Does openPangu 2.0 work with Ollama?

Ollama support depends on GGUF format availability. Once community members convert the weights to GGUF (expected within days of launch), Ollama should support Flash through its standard model import mechanism. Pro is too large for typical Ollama use cases.

Is the Ascend path faster than NVIDIA for inference?

For openPangu specifically, yes β€” the model architecture is optimized for Ascend’s compute patterns. The CANN stack handles the MoE routing natively. On NVIDIA, there may be slight overhead from framework translation. In practice, the difference is probably 10-20% in favor of Ascend for this specific model.

How much disk space do I need for the model files?

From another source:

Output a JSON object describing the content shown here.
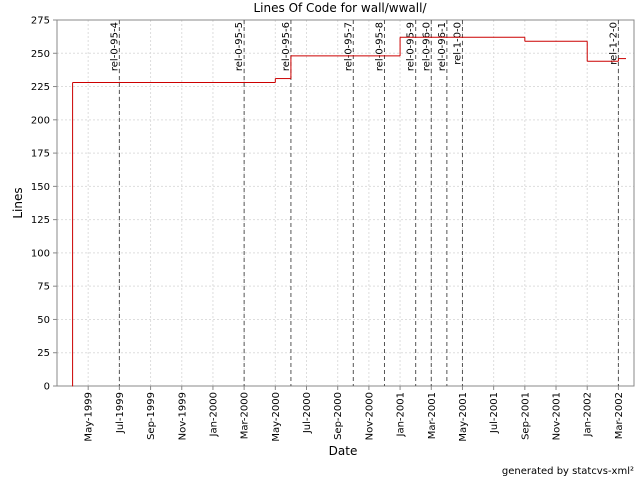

Flash in FP16: approximately 184GB. Flash in Q4 GGUF: approximately 50-55GB. Pro in FP16: approximately 1TB. Pro in Q4: approximately 250GB. Budget additional space for tokenizer files, configuration, and temporary files during conversion.

Can I fine-tune openPangu 2.0 Flash locally?

LoRA fine-tuning of Flash is feasible on 2-4 GPUs with 80GB each. Full fine-tuning requires significantly more resources. QLoRA (quantized LoRA) could work on more modest setups. The open-source license explicitly permits fine-tuning and derivative works.

What about Apple Silicon (M-series Macs)?

MLX or llama.cpp with Metal backend should support Flash once GGUF conversions are available. An M4 Ultra with 192GB unified memory could theoretically run Flash at FP16. For most M-series Macs, quantized versions via llama.cpp with Metal acceleration would be the path. Expect 15-25 tokens/second on high-end Apple Silicon.